I wrote about this also in my post about starting a Polymer80 build but thought I would break it out for people who just need to find out about this one thing – how to legally build a Glock compatible pistol using a Polymer80 frame in the state of Michigan.

For those of us in Michigan, we know we have some additional laws on pistols that other states do not. To be honest, before I started this project I wasn’t really sure that I could even do this legally so I started researching.

Before I go further, I’d better give the legal disclaimer: I am not a lawyer and this is not legal advice. The procedure I am going to outline is for a non concealed carry permit holders. I do not have a Concealed Pistol License (CPL) and my understanding is that the process is different and easier if you do have a CPL. Making registrations easier is yet another reason that I want to get my CPL this year.

Let’s Get Into The Details

To do this legally in the state of Michigan is actually pretty straightforward. First, you need to go to your local Sheriff and get a pistol purchase permit. I called first to make sure I understood where to go, what I needed to bring and so forth. All they wanted was my drivers license at this point and they did not want me to bring in any thing having to do with the pistol and definitely not the pistol itself.  This is not like the old days when you had to take your pistol in for inspection – you are just picking up forms after they run a background check on you.
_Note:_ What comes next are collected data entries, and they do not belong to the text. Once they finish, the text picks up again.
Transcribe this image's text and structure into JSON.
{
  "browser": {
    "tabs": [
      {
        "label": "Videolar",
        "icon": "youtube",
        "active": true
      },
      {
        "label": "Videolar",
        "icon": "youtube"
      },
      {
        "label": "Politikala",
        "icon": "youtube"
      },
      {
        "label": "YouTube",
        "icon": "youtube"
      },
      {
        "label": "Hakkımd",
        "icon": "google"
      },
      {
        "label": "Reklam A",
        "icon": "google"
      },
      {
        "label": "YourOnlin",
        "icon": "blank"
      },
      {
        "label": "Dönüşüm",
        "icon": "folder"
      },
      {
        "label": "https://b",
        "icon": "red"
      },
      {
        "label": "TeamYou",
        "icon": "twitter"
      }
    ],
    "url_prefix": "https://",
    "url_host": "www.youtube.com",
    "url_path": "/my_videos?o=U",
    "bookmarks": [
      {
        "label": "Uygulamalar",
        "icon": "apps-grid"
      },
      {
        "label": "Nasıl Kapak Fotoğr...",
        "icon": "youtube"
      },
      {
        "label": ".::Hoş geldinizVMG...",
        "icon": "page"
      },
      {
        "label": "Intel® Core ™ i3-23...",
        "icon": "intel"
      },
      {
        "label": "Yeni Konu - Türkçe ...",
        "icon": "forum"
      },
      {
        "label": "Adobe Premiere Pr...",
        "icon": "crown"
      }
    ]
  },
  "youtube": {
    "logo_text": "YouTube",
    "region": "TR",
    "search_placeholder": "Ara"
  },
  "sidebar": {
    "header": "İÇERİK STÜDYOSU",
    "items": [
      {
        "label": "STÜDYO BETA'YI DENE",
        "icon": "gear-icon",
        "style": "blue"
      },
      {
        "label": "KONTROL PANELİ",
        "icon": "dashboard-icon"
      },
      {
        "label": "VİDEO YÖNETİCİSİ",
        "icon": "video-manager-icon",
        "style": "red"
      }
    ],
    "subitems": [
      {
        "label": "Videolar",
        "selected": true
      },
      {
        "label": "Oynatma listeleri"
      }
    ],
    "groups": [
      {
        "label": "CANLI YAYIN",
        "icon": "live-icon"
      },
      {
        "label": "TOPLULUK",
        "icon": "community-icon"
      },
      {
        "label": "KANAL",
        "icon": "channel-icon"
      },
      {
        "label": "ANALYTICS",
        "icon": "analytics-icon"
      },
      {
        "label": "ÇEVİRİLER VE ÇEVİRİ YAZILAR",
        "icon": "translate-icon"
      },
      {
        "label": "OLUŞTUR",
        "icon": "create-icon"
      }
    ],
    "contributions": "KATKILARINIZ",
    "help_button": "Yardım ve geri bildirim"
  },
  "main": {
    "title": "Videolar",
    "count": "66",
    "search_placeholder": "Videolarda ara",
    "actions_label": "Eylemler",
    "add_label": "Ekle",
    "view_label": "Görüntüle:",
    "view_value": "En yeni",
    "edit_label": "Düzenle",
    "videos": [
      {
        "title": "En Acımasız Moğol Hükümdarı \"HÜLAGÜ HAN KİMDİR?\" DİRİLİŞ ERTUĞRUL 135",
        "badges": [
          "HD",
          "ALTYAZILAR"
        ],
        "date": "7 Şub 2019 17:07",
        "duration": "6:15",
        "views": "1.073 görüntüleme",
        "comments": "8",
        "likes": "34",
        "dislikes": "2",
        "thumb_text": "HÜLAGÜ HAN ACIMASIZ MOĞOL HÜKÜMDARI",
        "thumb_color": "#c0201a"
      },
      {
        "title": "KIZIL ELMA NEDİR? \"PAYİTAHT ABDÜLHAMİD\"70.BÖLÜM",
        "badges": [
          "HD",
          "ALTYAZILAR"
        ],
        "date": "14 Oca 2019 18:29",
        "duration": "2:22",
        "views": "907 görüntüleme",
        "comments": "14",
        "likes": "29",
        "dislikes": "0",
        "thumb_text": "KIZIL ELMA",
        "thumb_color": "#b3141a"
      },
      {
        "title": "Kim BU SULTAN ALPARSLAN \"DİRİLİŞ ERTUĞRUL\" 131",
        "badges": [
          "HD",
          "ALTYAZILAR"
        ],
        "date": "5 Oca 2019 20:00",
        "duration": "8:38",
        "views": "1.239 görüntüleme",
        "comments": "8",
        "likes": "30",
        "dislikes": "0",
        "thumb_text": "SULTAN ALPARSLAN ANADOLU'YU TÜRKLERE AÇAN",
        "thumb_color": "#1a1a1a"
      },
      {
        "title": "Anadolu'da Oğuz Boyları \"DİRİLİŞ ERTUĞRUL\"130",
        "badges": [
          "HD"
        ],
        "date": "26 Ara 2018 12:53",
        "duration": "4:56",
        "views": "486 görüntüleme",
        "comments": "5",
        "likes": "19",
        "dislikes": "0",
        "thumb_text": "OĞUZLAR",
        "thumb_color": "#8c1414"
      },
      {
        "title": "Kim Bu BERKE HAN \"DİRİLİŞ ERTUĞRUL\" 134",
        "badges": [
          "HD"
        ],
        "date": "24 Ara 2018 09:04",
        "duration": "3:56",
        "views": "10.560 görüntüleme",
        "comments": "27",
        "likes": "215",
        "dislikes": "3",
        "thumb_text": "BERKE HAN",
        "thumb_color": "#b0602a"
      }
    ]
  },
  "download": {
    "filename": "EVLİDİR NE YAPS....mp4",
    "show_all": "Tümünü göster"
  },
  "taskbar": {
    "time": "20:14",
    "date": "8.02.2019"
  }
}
The lady I talked to on the phone at the sheriff’s department was very helpful but she wasn’t sure what to do until I told her I was building from an 80% lower. When I asked her what I should do in regards to the manufacturer, model and serial number she recommended that I contact the Michigan State Police firearm records division and for your reference, their number is 517-241-1917

The folks I talked to there on two separate occasions, instructed me to complete the purchase permit form with the maker as “SELF-ASSEMBLED”, model as “NONE” and serial number as “NONE”. I filled out the rest of the information in regards to the caliber, number of shots, barrel length, overall length and whatnot same as always. I then mailed the forms in to the address at the bottom of the form.

My local Sheriff’s department was very helpful and recommended that I wait until I was done with the build because the purchase permit was only valid for 30 days. I confirmed this with the Michigan State Police Firearms Records division and they too were very happy to help.

I wrote this post to get rid of the fear uncertainty and doubt that some people seem to have. You can do this. To be safe, I would urge someone from Michigan to do their homework and confirm my findings so you can legally enjoy your resulting pistols just like I plan to.

6/30/20 Update – If you have a Michigan CPL it is even easier. Call your local sheriff’s department — in my case, I call the Sheriff’s records department — and tell them that you plan to build a pistol and that you have a CPL. They literally have a form they can email you to fill in, sign and mail back to them. At least the Berrien Country Sheriff’s department does. They then complete it and submit it to the Michigan State Police. The really nice thing was that I did not need to go into their office last week. Your sheriff may handle things differently but do point out you are building it and have a CPL if that is the case.